Unions Seek to Bar Initiative from Montana Ballot

By Beacon Staff

HELENA – Public employee unions asked a judge Thursday to stop the Montana Legislature’s tax rebate initiative from going on the November ballot.

The initiative was advanced last year by the Republican-led Legislature. It proposes that a portion of tax collections exceeding original budget estimates be returned with tax credits and rebates.

A lawyer for public employee unions and some other groups said in a Thursday court hearing that the measure unconstitutionally delegates appropriation power every time the proposed triggers are reached. John Morrison, who used to be state auditor, said the complex formula devised in the initiative allows for a lot of human error.
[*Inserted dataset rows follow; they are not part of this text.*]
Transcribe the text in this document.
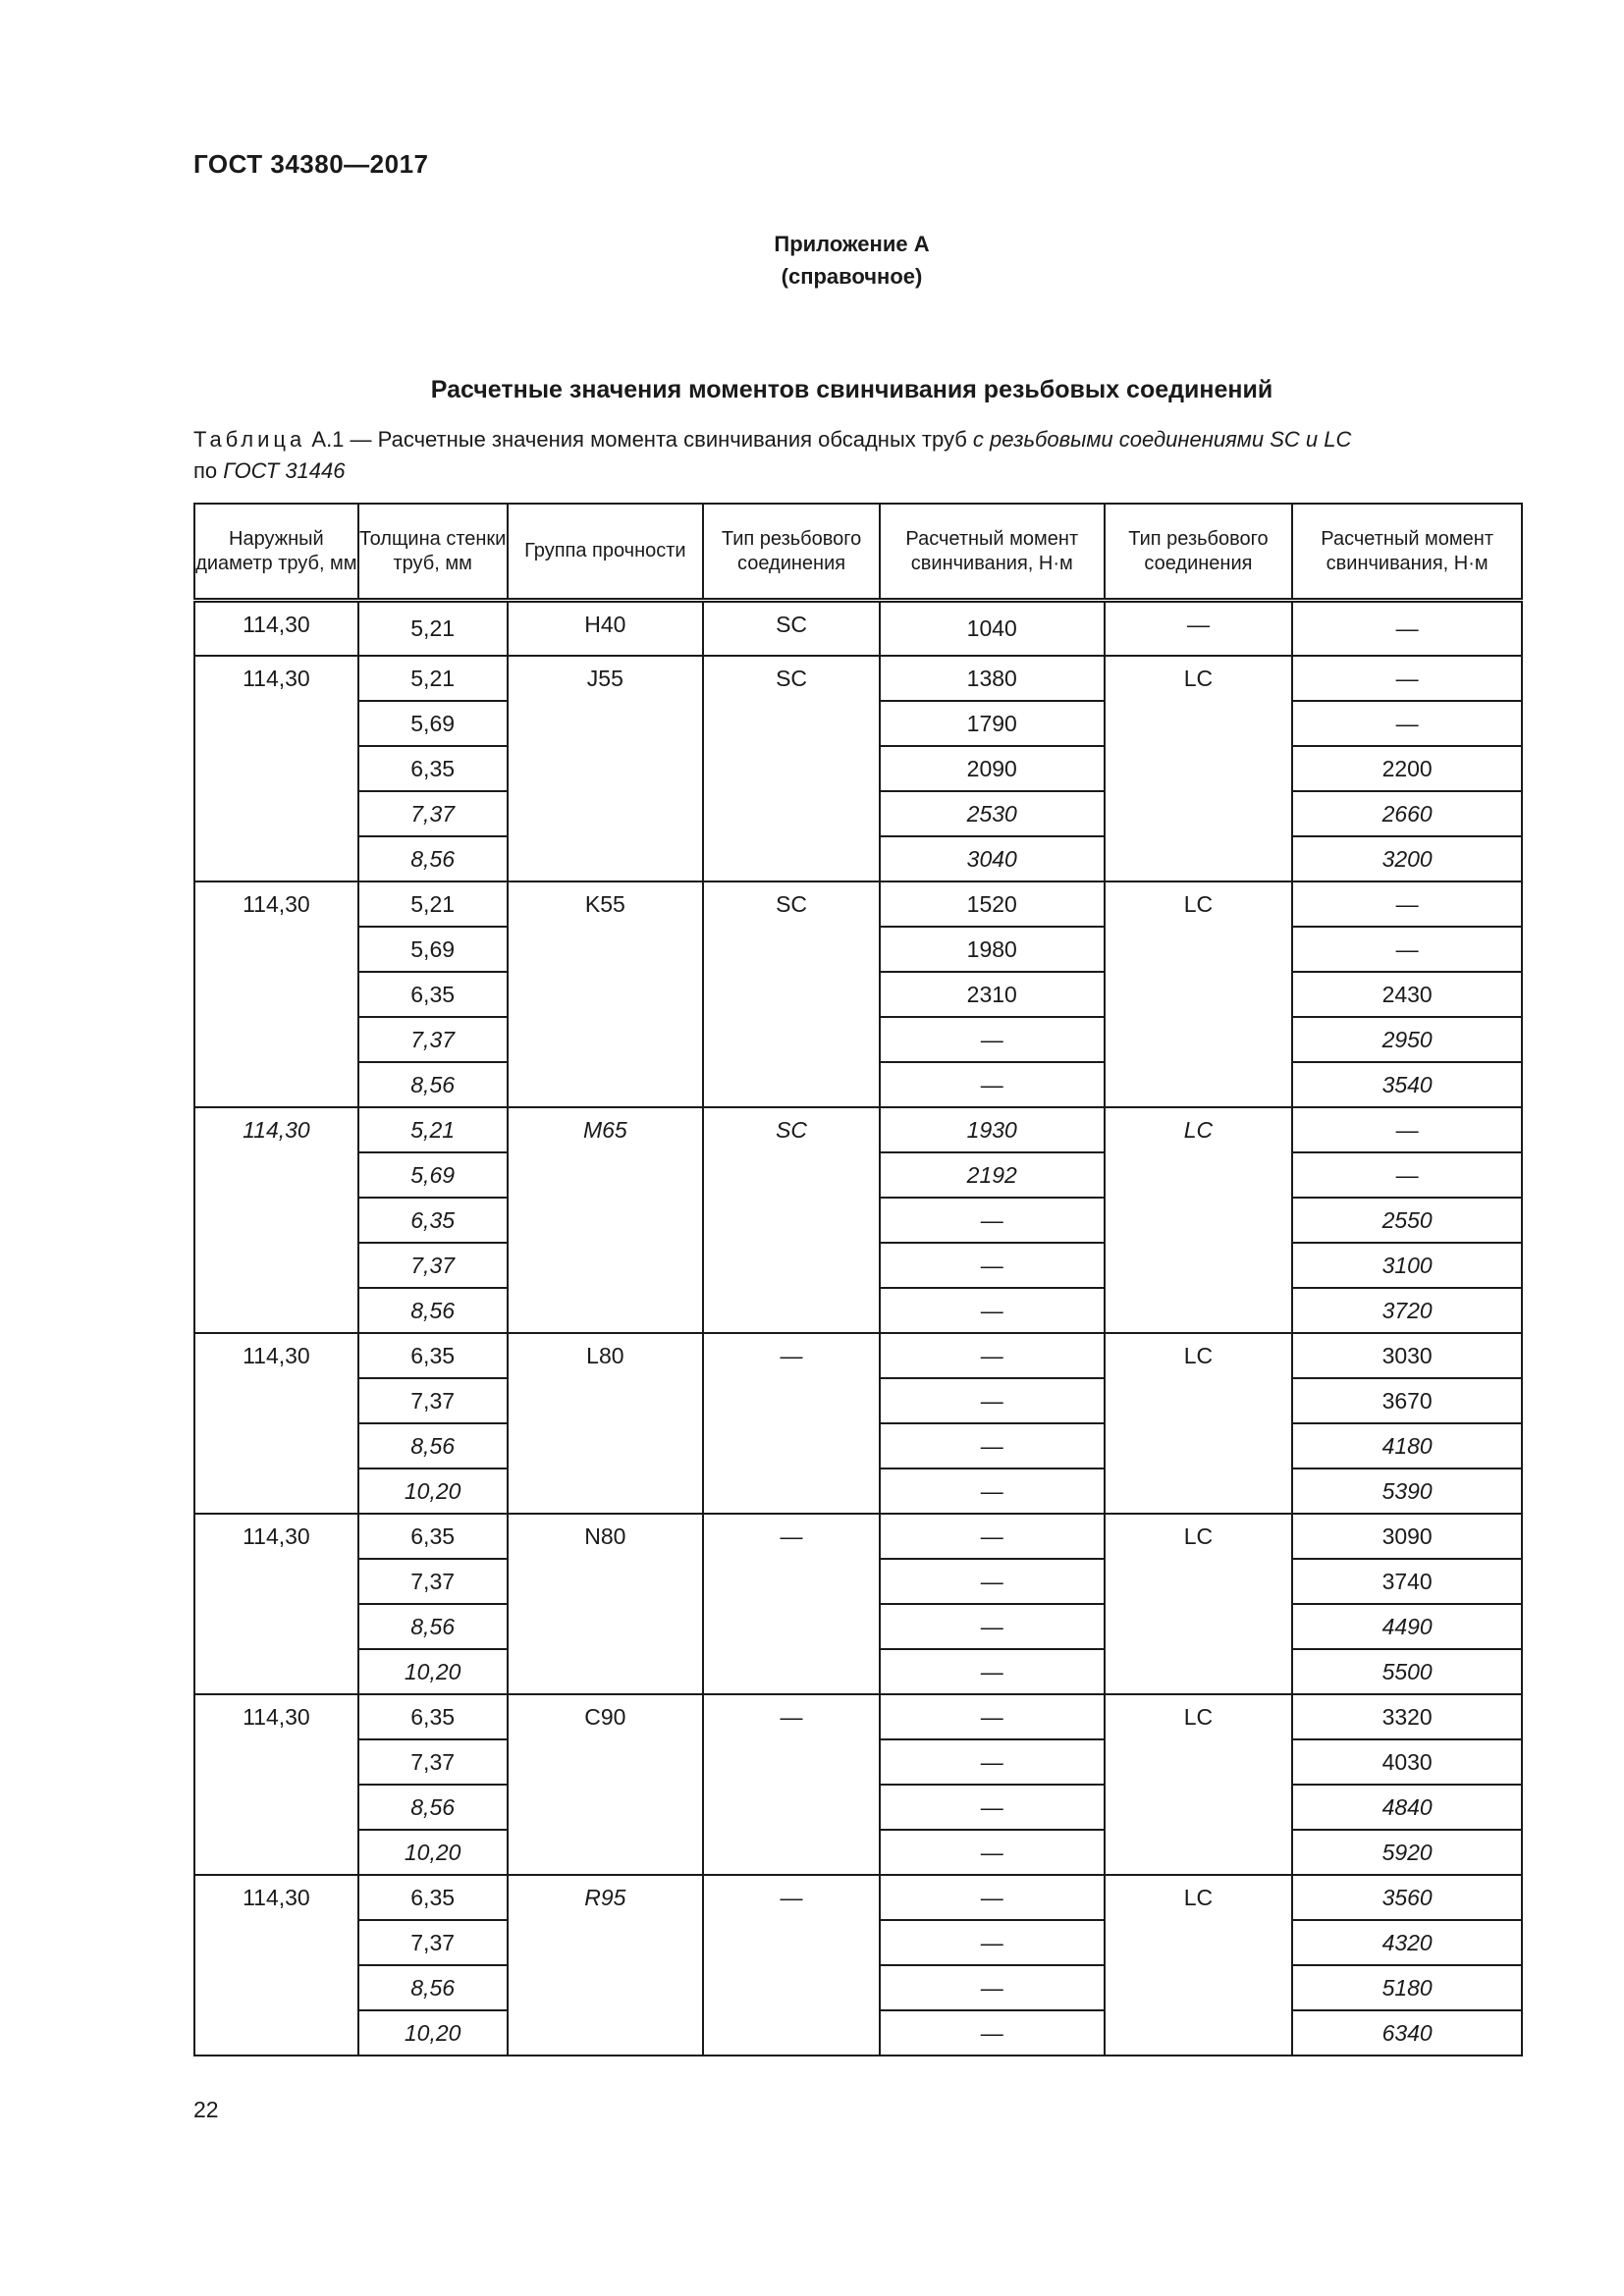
ГОСТ 34380—2017
Приложение А
(справочное)
Расчетные значения моментов свинчивания резьбовых соединений
Таблица А.1 — Расчетные значения момента свинчивания обсадных труб с резьбовыми соединениями SC и LC
по ГОСТ 31446
Наружный диаметр труб, мм	Толщина стенки труб, мм	Группа прочности	Тип резьбового соединения	Расчетный момент свинчивания, Н·м	Тип резьбового соединения	Расчетный момент свинчивания, Н·м
114,30	5,21	H40	SC	1040	—	—
114,30	5,21	J55	SC	1380	LC	—
	5,69			1790		—
	6,35			2090		2200
	7,37			2530		2660
	8,56			3040		3200
114,30	5,21	K55	SC	1520	LC	—
	5,69			1980		—
	6,35			2310		2430
	7,37			—		2950
	8,56			—		3540
114,30	5,21	M65	SC	1930	LC	—
	5,69			2192		—
	6,35			—		2550
	7,37			—		3100
	8,56			—		3720
114,30	6,35	L80	—	—	LC	3030
	7,37			—		3670
	8,56			—		4180
	10,20			—		5390
114,30	6,35	N80	—	—	LC	3090
	7,37			—		3740
	8,56			—		4490
	10,20			—		5500
114,30	6,35	C90	—	—	LC	3320
	7,37			—		4030
	8,56			—		4840
	10,20			—		5920
114,30	6,35	R95	—	—	LC	3560
	7,37			—		4320
	8,56			—		5180
	10,20			—		6340
22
Morrison pointed out that a big piece of the puzzle is an estimate of revenues put together by one individual in the Legislative Fiscal Division — an estimate that has been a political football even before becoming part of a calculation for tax credits.
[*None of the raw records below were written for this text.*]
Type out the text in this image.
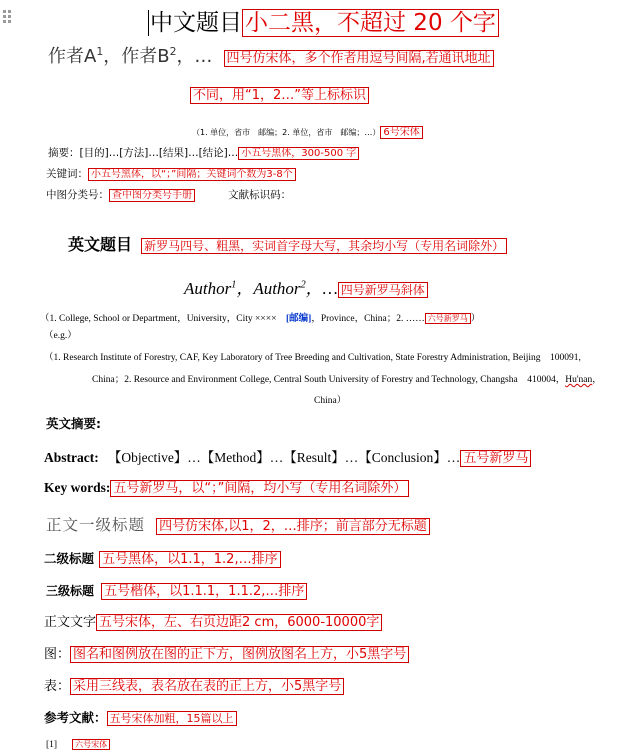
中文题目 小二黑，不超过 20 个字
作者$A^1$，作者$B^2$，… 四号仿宋体，多个作者用逗号间隔,若通讯地址
不同，用“1，2…”等上标标识
（1. 单位，省市　邮编；2. 单位，省市　邮编；…） 6号宋体
摘要：[目的]…[方法]…[结果]…[结论]… 小五号黑体，300-500 字
关键词： 小五号黑体，以“；”间隔；关键词个数为3-8个
中图分类号： 查中图分类号手册	文献标识码：
英文题目 新罗马四号、粗黑，实词首字母大写，其余均小写（专用名词除外）
Author$^1$，Author$^2$，… 四号新罗马斜体
（1. College, School or Department，University，City ××××　[邮编]，Province，China；2. …… 六号新罗马 ）
（e.g.）
（1. Research Institute of Forestry, CAF, Key Laboratory of Tree Breeding and Cultivation, State Forestry Administration, Beijing　100091,
China；2. Resource and Environment College, Central South University of Forestry and Technology, Changsha　410004，Hu'nan，
China）
英文摘要:
Abstract: 【Objective】…【Method】…【Result】…【Conclusion】… 五号新罗马
Key words: 五号新罗马，以“；”间隔，均小写（专用名词除外）
正文一级标题 四号仿宋体,以1，2，…排序；前言部分无标题
二级标题 五号黑体，以1.1，1.2,…排序
三级标题 五号楷体，以1.1.1，1.1.2,…排序
正文文字 五号宋体，左、右页边距2 cm，6000-10000字
图： 图名和图例放在图的正下方，图例放图名上方，小5黑字号
表： 采用三线表，表名放在表的正上方，小5黑字号
参考文献： 五号宋体加粗，15篇以上
[1] 六号宋体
“These are hot political issues. They are not issues that can be put on autopilot,” Morrison said.

The attorney general’s office is asking District Judge Jeffrey Sherlock to dismiss the case. The state argues voters need to first decide to make the measure law before its constitutionality can be tested in court.

Assistant Attorney General Andy Huff said courts have given a lot of leeway to ballot initiatives since the voters themselves get to make the decision.

“It is rare that these initiatives and referendums are struck down. It is only when there is procedural problem or gross constitutional problems with the bill,” Huff said.

If the judge does not agree to dismiss the case, Morrison said the unions will be asking for summary judgment in their favor.

Morrison asked the judge to make decision quickly enough prior to the November election so that the losing side has a chance to appeal to the Montana Supreme Court.

If the voters agree with the measure, the first year the tax credits could be enacted would be 2014.